L’inspecteur Morin sonne chez «  mademoiselle Jeanne Ilorni » dont la porte d’entrée fait face à celle de Melle Cluzin.

– Madame Ilorni ? Je suis l’Inspecteur Morin. Je souhaiterais parler avec vous de Melle Cluzin.

– Mademoiselle Ilorni, Monsieur le commissaire. Entrez. Il était temps ! La pauvre…on est bien peu de choses…

– Inspecteur, inspecteur seulement. Pouvez vous décliner votre identité ?

– Jeanne Ilorni…née le 12 septembre 1947 à Vesoul. Je suis arrivée à Marseille à 5 ans. J’ai toujours habité cet appartement. Et jusqu’ au tragique évènement, je peux vous dire qu’il avait une réputation irréprochable, Monsieur le Commissaire !

– Bien, bien…

– Mais je n’ai rien à me reprocher. Vous m’avez bien entendue !

– Je ne vous reproche rien mademoiselle Ilorni. J’aimerais seulement que vous me parliez de Mademoiselle Cluzin… que vous réfléchissiez à quelque détail qui pourrait m’être utile pour reprendre l’enquête. Vous la connaissiez ?

-Connaître, c’est vite dit. Ces jeunes ils disent à peine bonjour… et pas un mot de plus. Elle allait, elle venait, elle se rendait à son travail . Ça on pouvait pas lui en faire le reproche, elle, elle travaillait contrairement à certains… pour le reste… il lui arrivait bien de monter avec quelqu’un. J’entendais le bruit des voix, c’est tout. Je n’ai jamais pu le voir… les voir peut être… Vous savez, Commissaire, de nos jours… Je ne reçois jamais personne, moi, mis à part ma nièce et son mari , le six janvier,pour le galette des rois.

– Vous souvenez vous, où vous étiez, ce que vous faisiez le vendredi cinq octobre à 18heures 30 ?

– OUI, je me souviens, Monsieur le Commissaire. Ma nièce, Béatrice Tolby, m’avait amenée à un rendez vous médical, puis chez elle pour le thé et je n’arrivais pas à m’en débarrasser. Je suis rentrée trop tard.

– Trop tard pour quoi ?

– Eh bien, pour voir l’assassin. C’est quand je suis rentrée à 20 heures que j’ai entendu tout ce chambard… La concierge m’a tout raconté… Qu’elle avait entendu du bruit, appelé la police qui avait trouvé la porte ouverte (je crois bien qu’elle ne fermait pas sa porte à clef. Je ne l’ai jamais entendue)…

-L’assassin ?

– Ne faites pas l’innocent, monsieur le commissaire, il ne peut y avoir un homme, un sale et vil bonhomme pour s’en prendre à une honorable jeune dame…

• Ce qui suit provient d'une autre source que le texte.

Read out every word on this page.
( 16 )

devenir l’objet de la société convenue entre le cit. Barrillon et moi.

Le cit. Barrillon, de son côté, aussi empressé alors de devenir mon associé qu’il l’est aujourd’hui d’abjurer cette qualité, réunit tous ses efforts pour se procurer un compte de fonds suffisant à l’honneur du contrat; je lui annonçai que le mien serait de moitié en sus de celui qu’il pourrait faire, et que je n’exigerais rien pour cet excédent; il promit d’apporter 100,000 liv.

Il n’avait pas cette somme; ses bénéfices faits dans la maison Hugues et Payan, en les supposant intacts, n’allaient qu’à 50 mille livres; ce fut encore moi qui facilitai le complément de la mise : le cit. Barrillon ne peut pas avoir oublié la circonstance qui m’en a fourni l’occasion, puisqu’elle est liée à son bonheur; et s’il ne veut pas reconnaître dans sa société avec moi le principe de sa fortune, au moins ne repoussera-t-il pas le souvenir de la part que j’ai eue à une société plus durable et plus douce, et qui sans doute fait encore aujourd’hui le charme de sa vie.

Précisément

– Qui parle de prédateur ? Le médecin légiste a conclu à un suicide.

– Un suicide par strangulation ! Ne me faites pas rire Monsieur le commissaire. Moi ce Docteur Brusquin qui est venu, je vous dit qu’il n’est pas net…

-C’est à dire ?

– Je dis ce que je dis et ne me faites pas dire ce que je ne dis pas… le ne veux pas d’histoire, moi. Vous pouvez disposer.

Elle le pousse subrepticement dehors et claque la porte.